Financial terms were not disclosed. Microsoft said it will integrate DATAllegro's technology into its SQL Server database, for which a new version, SQL Server 2008, is expected in several months.
"For the first time ever, Microsoft has leapfrogged Oracle at the high end of the database market," wrote independent database analyst, Curt Monash, a former Computerworld columnist, in an e-mail. "Of all the data warehouse start-ups, DATAllegro was the one whose technology could be most smoothly rolled into Microsoft's or Oracle's product line. Microsoft was smart to snatch DATAllegro up."
DATAllegro specializes in server appliances that come installed with a version of the Ingres database optimized to handle as much as hundreds of terabytes of data.
One DATAllegro customer reportedly runs data warehouses totaling 450TB.
"While several other data warehouse start-ups have achieved more overall customer success, DATAllegro is second only to Teradata in proven high-end data warehouse scalability," Monash wrote.
James Kobielus, an analyst at Forrester Research Inc., also praised the buy "as a smart one."

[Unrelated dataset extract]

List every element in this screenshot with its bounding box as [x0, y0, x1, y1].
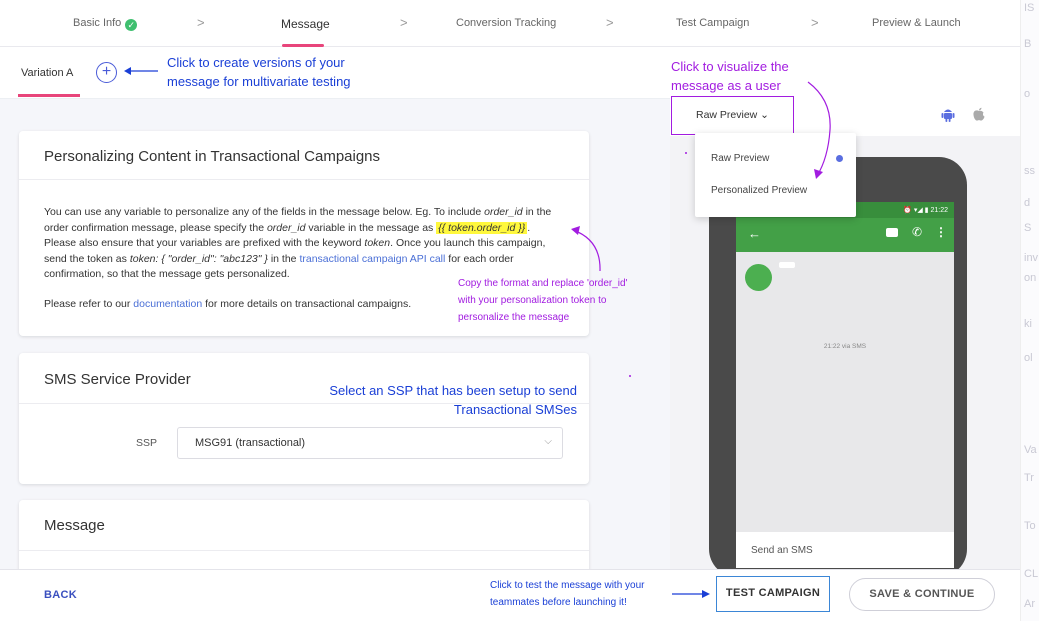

DATAllegro has "a strong product, robust technology, skilled engineering team, and world-class hardware partnerships (including EMC, Dell, Cisco and Bull)," he wrote. It also greatly boosts Microsoft, which was a "relative laggard" in the growing data warehousing appliance market, he said.
Kobielus added that this also "sets the stage for rapid data warehousing vendor consolidation" and driving companies such as "Oracle, SAP and HP, in particular, to make strategic acquisitions" of DATAllegro's competitors, which include Netezza Corp., Greenplum and Dataupia Inc.
The 5-year-old Aliso Viejo, Calif., start-up was probably not hurting for cash. It received nearly $20 million in Series D funding in May, and has taken about $64 million in venture capital since its founding.
Most of DATAllegro's team will remain in California, and existing customers will be supported.
This article has been corrected since initial publication to reflect that Ingres is in fact the underlying database for DATallegro.